厚生労働省は2日までに、変異した新型コロナウイルス感染が確認された軽症者と無症状者について、「原則入院」から「宿泊施設での療養が可能」と改定する事務連絡を各自治体に出した。感染力が高いとされる変異ウイルスの検出数が全国各地で増加しており、病床逼迫(ひっぱく)を避けるため運用を緩和した。
厚労省によると、医師が入院不要と判断した軽症者と無症状者を対象に、地域の感染状況に応じて宿泊施設での療養を認めた。ただ、丁寧な健康観察の実施を求めている。

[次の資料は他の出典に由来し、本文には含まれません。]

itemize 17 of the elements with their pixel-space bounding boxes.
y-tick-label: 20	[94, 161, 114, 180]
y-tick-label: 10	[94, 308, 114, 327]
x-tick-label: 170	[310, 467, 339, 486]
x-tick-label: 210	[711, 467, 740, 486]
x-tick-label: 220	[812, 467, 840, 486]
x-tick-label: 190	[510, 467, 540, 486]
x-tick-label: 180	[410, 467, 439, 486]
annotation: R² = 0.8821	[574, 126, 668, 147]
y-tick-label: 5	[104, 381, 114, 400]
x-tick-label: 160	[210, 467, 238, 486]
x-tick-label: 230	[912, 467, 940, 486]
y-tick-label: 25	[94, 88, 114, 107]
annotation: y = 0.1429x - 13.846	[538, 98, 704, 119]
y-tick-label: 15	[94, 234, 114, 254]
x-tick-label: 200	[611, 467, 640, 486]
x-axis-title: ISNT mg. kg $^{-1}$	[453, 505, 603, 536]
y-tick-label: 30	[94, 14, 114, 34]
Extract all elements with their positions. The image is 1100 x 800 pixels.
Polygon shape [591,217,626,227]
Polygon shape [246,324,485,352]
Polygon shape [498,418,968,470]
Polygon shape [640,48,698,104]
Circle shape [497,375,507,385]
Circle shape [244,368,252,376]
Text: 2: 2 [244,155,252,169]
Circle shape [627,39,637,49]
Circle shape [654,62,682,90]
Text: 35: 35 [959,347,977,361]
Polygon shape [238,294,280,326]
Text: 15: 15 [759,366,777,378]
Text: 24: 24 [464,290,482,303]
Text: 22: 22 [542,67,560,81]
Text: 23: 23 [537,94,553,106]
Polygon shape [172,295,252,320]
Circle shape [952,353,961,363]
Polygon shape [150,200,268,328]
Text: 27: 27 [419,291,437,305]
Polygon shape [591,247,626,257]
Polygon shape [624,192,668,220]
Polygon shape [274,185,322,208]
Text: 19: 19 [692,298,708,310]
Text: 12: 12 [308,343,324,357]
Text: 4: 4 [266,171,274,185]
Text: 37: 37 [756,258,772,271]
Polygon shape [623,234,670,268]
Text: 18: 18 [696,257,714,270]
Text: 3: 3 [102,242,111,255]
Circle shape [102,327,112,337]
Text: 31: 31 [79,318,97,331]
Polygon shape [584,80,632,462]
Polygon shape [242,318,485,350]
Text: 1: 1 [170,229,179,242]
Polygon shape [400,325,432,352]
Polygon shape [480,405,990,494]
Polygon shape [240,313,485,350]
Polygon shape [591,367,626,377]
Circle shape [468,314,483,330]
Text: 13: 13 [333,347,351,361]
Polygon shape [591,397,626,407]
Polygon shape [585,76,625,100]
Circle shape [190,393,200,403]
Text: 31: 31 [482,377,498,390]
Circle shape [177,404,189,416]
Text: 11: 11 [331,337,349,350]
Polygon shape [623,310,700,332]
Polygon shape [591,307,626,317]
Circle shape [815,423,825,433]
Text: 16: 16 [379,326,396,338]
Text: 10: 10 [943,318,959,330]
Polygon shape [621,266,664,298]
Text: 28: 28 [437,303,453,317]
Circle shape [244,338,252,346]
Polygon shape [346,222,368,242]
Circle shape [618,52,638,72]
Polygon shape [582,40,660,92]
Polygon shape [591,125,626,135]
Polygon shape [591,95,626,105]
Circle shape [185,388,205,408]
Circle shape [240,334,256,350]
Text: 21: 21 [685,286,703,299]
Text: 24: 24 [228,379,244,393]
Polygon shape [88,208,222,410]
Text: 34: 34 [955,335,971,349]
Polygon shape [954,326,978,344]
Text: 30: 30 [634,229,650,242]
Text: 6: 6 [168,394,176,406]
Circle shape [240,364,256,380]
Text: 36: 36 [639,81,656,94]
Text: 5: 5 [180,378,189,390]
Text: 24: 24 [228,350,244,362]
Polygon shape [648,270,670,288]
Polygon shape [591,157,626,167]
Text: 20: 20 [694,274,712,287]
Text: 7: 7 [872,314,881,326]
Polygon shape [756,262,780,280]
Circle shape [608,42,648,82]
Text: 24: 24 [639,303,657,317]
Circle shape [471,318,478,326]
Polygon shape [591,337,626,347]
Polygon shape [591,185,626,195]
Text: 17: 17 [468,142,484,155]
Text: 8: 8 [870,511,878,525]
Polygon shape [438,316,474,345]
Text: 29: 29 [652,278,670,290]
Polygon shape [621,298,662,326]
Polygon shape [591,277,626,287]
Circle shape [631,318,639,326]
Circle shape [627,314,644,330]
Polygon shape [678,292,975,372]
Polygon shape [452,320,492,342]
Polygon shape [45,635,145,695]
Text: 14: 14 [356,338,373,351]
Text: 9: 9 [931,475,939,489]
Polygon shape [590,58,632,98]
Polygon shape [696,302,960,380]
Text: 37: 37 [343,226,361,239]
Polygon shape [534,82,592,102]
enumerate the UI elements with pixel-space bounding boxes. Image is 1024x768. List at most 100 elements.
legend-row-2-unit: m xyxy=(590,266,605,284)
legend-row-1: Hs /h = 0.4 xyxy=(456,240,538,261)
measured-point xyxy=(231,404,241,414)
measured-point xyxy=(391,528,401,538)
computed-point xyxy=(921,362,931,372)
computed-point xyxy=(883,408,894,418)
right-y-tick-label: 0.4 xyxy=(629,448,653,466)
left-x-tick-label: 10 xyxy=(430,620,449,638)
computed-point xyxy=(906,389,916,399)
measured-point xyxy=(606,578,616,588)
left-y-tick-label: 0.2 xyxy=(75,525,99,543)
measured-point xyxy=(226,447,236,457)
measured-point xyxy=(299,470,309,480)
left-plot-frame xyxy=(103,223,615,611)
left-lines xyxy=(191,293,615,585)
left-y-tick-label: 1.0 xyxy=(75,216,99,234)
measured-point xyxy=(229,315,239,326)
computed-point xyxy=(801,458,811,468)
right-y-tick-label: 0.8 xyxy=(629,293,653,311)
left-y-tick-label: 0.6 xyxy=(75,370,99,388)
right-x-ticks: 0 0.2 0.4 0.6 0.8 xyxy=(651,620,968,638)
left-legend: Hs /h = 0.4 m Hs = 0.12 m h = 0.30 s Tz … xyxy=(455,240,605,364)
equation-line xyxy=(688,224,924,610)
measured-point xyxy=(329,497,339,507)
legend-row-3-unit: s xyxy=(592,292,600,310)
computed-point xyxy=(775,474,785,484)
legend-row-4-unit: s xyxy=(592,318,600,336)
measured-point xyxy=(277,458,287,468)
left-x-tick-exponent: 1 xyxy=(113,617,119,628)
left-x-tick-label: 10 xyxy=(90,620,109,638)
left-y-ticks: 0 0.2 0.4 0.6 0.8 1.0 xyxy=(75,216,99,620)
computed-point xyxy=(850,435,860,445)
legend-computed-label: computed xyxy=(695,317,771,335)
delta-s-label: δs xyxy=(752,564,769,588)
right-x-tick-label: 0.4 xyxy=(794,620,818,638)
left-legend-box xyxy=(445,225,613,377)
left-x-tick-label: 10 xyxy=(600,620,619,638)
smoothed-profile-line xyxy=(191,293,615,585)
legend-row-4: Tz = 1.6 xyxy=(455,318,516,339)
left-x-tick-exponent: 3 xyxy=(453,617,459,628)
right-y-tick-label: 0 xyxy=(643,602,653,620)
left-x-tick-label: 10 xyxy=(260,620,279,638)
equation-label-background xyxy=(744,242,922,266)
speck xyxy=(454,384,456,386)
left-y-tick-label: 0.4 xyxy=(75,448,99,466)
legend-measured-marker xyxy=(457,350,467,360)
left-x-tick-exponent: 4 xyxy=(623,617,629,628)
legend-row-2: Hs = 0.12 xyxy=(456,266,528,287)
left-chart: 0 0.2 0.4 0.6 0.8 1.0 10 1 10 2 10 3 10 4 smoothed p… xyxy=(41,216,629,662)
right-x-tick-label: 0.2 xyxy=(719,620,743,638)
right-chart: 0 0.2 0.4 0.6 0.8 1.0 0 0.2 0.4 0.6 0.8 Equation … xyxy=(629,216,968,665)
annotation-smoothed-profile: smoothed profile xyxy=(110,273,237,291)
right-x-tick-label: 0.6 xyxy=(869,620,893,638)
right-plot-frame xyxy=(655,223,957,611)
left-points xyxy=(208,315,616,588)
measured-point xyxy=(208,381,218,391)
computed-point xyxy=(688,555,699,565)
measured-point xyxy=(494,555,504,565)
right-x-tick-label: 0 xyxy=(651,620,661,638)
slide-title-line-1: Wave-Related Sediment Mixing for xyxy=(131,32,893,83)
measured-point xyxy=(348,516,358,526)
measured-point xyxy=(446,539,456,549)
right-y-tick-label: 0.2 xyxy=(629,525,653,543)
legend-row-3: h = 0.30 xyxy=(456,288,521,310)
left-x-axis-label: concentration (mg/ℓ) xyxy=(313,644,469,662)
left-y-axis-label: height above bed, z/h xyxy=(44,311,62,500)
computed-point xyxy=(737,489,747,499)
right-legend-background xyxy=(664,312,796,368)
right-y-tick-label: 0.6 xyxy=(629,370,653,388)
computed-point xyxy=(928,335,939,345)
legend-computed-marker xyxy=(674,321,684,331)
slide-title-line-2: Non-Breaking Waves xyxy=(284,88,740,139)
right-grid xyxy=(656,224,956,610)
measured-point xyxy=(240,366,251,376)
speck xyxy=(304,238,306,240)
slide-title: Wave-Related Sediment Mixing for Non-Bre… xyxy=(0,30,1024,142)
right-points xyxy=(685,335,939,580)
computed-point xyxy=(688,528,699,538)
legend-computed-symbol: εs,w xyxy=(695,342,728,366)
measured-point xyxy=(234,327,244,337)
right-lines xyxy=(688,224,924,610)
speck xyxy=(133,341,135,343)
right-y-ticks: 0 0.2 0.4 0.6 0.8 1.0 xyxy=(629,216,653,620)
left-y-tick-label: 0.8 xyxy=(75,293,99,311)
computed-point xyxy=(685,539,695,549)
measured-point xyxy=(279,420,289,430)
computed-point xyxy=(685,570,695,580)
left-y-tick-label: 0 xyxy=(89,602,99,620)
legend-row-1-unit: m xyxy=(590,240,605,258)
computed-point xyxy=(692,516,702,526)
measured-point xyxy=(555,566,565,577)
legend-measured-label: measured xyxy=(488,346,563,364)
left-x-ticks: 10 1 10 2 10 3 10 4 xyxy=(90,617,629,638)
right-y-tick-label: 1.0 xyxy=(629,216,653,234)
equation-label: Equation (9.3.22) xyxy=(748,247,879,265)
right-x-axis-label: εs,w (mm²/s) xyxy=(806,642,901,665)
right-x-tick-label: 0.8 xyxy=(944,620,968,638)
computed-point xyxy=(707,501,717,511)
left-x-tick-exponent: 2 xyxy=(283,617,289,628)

宿泊療養を終了する場合は退院時と同様に厳しい基準を設け、症状改善から24時間ごとに2度のPCR検査を行って陰性を確認する必要があるとしている。同省は、検査を行わない場合の退院基準も今後検討する。
国内では主に英国型、南アフリカ型、ブラジル型の変異ウイルスが検出されており、このうち英国型が大半を占める。同省によると、全国で3月30日までに801人の変異ウイルス感染が確認され、特に兵庫県や大阪府で報告数が増えている。